Bernard Quesniaux | Nollendorf Platz

Les gens qui apparaissent et disparaissent, émergeant dans la foule trop fugacement pour qu’on les distingue ou assez longtemps pour qu’on les voit parler, s’endormir ou consulter leurs téléphones, offrent des bribes de leurs vies, de leurs habitudes, de leurs passions et de leurs idées, donnent l’opportunité de les trouver intriguants, passionnants ou terrifiants sans les rencontrer vraiment. C’est l’expérience que Bernard Quesniaux a fait à Berlin, où il s’est installé pendant plusieurs années.
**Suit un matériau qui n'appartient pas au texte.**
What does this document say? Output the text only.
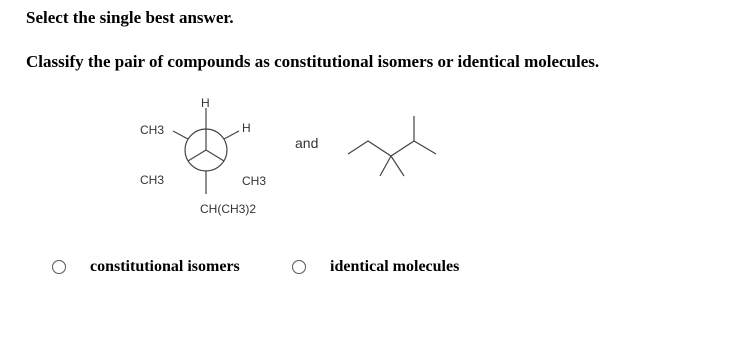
Select the single best answer.
Classify the pair of compounds as constitutional isomers or identical molecules.
H
CH3	H
CH3	CH3
CH(CH3)2
and
constitutional isomers	identical molecules
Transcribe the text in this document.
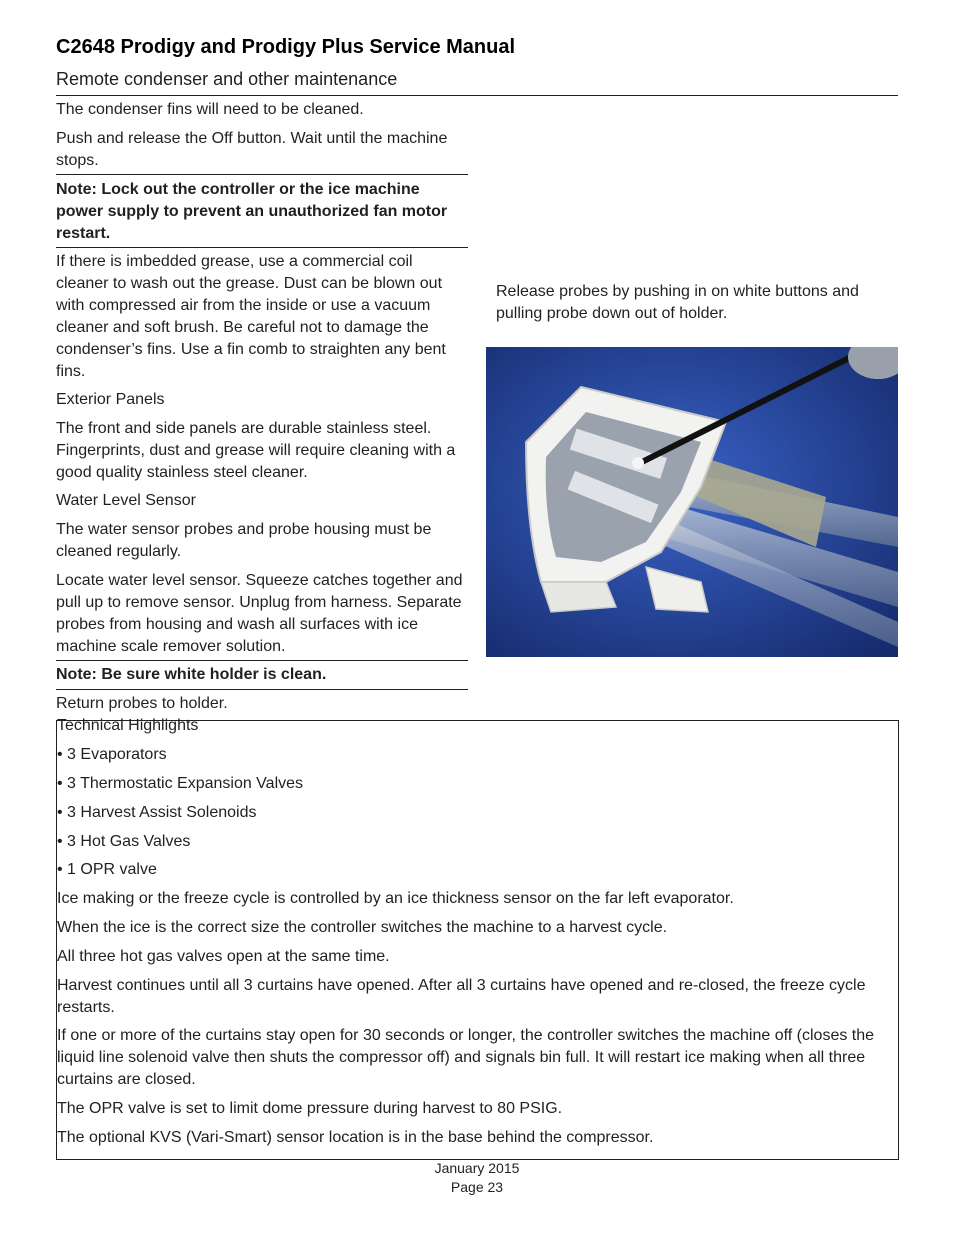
C2648 Prodigy and Prodigy Plus Service Manual
Remote condenser and other maintenance
The condenser fins will need to be cleaned.
Push and release the Off button. Wait until the machine stops.
Note: Lock out the controller or the ice machine power supply to prevent an unauthorized fan motor restart.
If there is imbedded grease, use a commercial coil cleaner to wash out the grease. Dust can be blown out with compressed air from the inside or use a vacuum cleaner and soft brush. Be careful not to damage the condenser’s fins. Use a fin comb to straighten any bent fins.
Exterior Panels
The front and side panels are durable stainless steel. Fingerprints, dust and grease will require cleaning with a good quality stainless steel cleaner.
Water Level Sensor
The water sensor probes and probe housing must be cleaned regularly.
Locate water level sensor. Squeeze catches together and pull up to remove sensor. Unplug from harness. Separate probes from housing and wash all surfaces with ice machine scale remover solution.
Note: Be sure white holder is clean.
Return probes to holder.
Release probes by pushing in on white buttons and pulling probe down out of holder.
Technical Highlights
• 3 Evaporators
• 3 Thermostatic Expansion Valves
• 3 Harvest Assist Solenoids
• 3 Hot Gas Valves
• 1 OPR valve
Ice making or the freeze cycle is controlled by an ice thickness sensor on the far left evaporator.
When the ice is the correct size the controller switches the machine to a harvest cycle.
All three hot gas valves open at the same time.
Harvest continues until all 3 curtains have opened. After all 3 curtains have opened and re-closed, the freeze cycle restarts.
If one or more of the curtains stay open for 30 seconds or longer, the controller switches the machine off (closes the liquid line solenoid valve then shuts the compressor off) and signals bin full. It will restart ice making when all three curtains are closed.
The OPR valve is set to limit dome pressure during harvest to 80 PSIG.
The optional KVS (Vari-Smart) sensor location is in the base behind the compressor.
January 2015
Page 23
Ne connaissant ni ce pays, ni ses codes, ni sa langue et n’ayant pas d’atelier dans lequel travailler, il déambule dans la rue et dans le métro, partant de et revenant à Nollendorfplatz. Nœud fait du croisement entre deux artères principales, cette place est coiffée d’une station aérienne de métro desservie par 4 lignes. S’y déverse un flot de personnes en déplacement sous les yeux de Bernard Quesniaux qui se met à les dessiner dans des carnets et à la photographier. Ce matériau et les souvenirs qui s’y rattachent sont la base de ses peintures récentes, réalisées dès qu’il a retrouvé un lieu pour travailler. Sur certaines, des taches de couleurs posées rapidement sur deux toiles côte à côte sont rehaussées de têtes. Ce sont des visages peints avec la précision d’un artiste qui affirme : « à la base je suis dessinateur, mais je me consacre à la peinture. » Accompagnant ces têtes réalistes, le magma de couleur sur lequel elles reposent se précise par endroit. Ici, plusieurs points figurent les boutons d’une chemise, là on devine des chaussures mais ces traces ne sont pas pour autant des corps. Ces êtres mêlant réalisme et protubérances exagérées sont aussi partiels que les Mensonges et leurs titres.